To close this meeting merrily, a large jar of arrack was introduced, and subsequently a bottle of brandy. Excited by this, Si-Matau clothed himself in full war costume and commenced a sword dance. He was a fine, strong fellow, and with his dress of black bear-skin ornamented with feathers, his sword in hand, and shield adorned with many-coloured hair, said to be human, he looked truly formidable. His dancing expressed the character of the people—quick and vigorous motions, showing to advantage the development of his muscles. He was accompanied by the music of a two-stringed instrument, resembling a rough guitar: the body was shaped like a decked Malay trading prahu, with a small hole an inch in diameter in the centre; the strings were the fine threads of rattan twisted and drawn up tightly by means of tuning-keys; however, the sound produced was not very different from that of a tightly-drawn string.

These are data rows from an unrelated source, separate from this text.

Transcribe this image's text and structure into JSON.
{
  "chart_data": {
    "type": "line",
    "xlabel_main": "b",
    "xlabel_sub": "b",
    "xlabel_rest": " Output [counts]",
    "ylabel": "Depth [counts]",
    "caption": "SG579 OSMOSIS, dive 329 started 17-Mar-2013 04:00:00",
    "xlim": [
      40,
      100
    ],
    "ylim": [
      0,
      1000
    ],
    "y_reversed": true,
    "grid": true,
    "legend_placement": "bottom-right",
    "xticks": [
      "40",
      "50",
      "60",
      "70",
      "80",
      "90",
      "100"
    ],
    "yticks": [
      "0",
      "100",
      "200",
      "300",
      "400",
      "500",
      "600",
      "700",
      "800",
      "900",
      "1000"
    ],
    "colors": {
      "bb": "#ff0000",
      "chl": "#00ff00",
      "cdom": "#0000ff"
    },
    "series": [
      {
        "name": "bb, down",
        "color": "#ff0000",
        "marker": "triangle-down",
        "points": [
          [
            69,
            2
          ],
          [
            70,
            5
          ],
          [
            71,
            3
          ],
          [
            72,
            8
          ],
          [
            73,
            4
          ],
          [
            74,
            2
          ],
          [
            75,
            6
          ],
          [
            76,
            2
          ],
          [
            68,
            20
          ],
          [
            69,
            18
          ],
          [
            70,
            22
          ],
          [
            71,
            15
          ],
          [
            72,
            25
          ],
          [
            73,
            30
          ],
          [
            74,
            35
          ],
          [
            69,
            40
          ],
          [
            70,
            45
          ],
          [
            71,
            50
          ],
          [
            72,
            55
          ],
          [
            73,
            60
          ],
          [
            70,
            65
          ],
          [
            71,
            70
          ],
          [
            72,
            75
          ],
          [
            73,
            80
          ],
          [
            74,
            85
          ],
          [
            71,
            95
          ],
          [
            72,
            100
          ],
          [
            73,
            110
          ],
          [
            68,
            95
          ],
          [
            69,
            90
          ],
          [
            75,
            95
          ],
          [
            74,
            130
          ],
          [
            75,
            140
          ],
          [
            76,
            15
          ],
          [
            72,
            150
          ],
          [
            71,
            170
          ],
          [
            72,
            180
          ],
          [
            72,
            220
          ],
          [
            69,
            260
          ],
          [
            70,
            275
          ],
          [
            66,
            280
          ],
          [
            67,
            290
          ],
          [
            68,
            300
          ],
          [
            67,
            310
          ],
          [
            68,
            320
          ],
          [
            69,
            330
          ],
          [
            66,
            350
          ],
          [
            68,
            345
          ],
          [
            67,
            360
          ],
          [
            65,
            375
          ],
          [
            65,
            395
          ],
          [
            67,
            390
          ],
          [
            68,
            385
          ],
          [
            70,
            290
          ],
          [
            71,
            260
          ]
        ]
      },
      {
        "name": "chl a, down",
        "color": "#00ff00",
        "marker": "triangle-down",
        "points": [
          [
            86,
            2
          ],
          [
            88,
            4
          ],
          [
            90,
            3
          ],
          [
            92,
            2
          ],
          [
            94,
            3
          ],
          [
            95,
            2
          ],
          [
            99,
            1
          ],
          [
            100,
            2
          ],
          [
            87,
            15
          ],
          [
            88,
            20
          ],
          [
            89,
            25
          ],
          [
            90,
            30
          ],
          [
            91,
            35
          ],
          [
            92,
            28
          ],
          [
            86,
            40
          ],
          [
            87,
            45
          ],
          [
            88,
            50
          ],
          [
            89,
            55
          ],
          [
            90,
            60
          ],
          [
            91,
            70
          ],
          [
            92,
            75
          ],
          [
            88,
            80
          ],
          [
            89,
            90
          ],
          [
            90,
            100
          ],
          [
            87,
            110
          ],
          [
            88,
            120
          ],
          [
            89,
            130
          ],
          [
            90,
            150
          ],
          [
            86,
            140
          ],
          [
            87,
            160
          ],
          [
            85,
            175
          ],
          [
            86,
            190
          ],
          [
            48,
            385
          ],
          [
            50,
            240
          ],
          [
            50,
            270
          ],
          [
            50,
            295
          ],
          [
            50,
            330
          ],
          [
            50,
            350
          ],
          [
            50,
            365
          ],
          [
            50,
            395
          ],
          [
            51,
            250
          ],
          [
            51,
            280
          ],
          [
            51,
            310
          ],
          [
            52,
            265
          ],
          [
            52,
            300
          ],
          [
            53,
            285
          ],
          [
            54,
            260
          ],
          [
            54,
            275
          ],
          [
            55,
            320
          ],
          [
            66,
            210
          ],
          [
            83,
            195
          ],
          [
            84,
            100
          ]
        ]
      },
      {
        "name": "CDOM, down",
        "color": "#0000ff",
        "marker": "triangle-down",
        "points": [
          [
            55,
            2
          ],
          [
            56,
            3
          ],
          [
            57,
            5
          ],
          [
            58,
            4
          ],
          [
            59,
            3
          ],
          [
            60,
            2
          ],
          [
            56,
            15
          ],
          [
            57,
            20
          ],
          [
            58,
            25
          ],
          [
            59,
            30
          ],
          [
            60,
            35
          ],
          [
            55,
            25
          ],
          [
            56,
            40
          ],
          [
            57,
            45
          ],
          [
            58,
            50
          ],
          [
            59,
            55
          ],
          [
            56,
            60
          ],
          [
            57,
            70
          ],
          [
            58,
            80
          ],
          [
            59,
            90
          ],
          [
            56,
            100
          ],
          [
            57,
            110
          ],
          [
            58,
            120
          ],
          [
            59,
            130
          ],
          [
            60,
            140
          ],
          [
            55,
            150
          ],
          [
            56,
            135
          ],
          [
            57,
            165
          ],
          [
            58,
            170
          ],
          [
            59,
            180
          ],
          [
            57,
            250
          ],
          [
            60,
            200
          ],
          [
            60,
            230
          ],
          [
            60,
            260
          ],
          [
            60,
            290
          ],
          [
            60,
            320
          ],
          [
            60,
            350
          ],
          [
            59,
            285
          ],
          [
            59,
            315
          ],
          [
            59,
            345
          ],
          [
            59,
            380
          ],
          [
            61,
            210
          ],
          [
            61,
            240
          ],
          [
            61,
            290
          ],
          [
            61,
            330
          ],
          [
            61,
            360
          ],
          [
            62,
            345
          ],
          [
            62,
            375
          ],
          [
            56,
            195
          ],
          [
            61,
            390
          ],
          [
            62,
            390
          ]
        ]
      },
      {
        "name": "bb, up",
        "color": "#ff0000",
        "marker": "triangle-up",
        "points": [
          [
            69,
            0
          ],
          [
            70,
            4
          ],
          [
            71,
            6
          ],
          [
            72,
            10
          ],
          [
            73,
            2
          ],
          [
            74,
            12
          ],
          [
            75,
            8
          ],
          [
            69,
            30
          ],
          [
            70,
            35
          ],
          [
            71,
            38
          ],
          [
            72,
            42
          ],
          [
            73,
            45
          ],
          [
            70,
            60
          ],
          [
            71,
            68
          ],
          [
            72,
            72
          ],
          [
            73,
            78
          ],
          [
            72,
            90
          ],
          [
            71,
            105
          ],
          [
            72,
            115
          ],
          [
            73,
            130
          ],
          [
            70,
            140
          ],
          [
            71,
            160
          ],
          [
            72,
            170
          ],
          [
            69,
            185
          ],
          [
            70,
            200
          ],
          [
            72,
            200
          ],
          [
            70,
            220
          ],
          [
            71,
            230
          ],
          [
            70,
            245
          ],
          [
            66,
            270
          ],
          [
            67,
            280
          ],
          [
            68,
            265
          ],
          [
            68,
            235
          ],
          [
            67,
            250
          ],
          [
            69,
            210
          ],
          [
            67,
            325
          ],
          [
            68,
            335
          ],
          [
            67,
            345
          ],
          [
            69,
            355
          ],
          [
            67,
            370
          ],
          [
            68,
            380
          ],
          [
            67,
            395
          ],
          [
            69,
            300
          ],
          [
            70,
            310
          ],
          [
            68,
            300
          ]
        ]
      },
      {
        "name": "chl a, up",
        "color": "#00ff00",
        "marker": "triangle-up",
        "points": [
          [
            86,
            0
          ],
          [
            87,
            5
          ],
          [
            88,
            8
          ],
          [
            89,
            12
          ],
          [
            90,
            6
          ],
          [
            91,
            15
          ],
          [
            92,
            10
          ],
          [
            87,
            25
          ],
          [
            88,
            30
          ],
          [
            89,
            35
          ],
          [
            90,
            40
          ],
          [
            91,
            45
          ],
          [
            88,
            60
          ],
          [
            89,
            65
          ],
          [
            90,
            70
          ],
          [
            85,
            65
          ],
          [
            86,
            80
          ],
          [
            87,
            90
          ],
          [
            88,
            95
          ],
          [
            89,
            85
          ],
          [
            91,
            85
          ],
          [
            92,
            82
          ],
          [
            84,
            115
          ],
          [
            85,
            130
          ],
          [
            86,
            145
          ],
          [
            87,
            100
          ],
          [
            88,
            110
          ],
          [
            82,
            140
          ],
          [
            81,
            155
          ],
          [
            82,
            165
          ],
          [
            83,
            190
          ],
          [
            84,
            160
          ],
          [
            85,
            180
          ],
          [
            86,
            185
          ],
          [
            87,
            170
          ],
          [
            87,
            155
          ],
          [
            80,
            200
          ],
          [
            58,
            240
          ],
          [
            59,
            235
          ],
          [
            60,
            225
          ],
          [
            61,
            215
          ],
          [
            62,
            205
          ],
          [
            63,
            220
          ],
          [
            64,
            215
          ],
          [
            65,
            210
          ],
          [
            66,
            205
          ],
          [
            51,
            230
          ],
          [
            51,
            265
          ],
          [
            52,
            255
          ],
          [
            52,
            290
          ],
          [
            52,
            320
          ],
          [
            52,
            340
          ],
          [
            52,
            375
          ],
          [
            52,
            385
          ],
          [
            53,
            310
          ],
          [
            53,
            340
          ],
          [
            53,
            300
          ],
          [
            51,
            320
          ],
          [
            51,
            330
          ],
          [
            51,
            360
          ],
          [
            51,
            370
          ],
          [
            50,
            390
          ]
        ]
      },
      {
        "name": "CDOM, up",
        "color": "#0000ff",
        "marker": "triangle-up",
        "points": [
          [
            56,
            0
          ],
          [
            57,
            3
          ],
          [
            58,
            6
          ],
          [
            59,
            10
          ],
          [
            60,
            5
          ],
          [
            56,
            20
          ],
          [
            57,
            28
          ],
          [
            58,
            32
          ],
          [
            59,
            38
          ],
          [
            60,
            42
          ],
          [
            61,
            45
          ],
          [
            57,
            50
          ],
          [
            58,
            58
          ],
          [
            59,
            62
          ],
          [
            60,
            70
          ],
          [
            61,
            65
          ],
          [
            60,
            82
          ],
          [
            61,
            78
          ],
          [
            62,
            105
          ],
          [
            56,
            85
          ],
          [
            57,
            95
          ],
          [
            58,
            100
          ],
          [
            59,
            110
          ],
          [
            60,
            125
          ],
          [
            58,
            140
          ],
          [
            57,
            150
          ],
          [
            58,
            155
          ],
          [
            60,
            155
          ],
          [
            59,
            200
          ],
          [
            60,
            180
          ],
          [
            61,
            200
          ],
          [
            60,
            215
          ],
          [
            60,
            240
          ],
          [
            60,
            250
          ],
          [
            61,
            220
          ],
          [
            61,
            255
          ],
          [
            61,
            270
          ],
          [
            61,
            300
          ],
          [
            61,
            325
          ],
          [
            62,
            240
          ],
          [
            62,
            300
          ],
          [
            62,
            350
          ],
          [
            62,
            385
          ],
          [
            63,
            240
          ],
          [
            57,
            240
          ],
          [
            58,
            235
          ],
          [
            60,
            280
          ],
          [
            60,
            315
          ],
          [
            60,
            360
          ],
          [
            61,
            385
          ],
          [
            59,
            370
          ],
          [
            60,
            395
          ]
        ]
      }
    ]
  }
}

Some of the lookers-on were young girls with regular features, light skins, and good figures, and with a pleasing, pensive expression.

I looked about the house to-day, and though it is boarded all through, and, therefore, more substantial than those of the Sea Dayaks, yet it did not appear so bright and cheerful as the light yellow matted walls of the latter. I never saw so much firewood collected together as in these houses: on a fine framework spreading partly over the verandah and partly over their rooms, many months’ supplies are piled even to the roof;—of course it is a great advantage to have dry materials in all weathers, and it is a provision against times of sickness or busy harvest-work.

Last night there arrived overland the news I had previously given them of the small-pox having broken out among the Kayans of Rejang, and to-day it formed the subject of conversation. They were anxious to have that medicine which the white men put into the arm, and which they were told came from the belly of a snake.

Tamawan, who was on board this morning, was greatly pleased at witnessing the musket exercise, and when he came on shore, went through it again to the admiration of his followers.

As the Kayans believed some misfortune would happen to us if I went anywhere but straight on board the ship, or if Siñgauding left his house during the day, I remained quiet, and talked over affairs with the Malays.

I find that, as among the Kanowits and other Dayaks, after the death of a relative they go out head-hunting, but do not kill the first person met; but each one they pass must make them a trifling present, which is no doubt quickly given, to get rid of such unpleasant neighbours.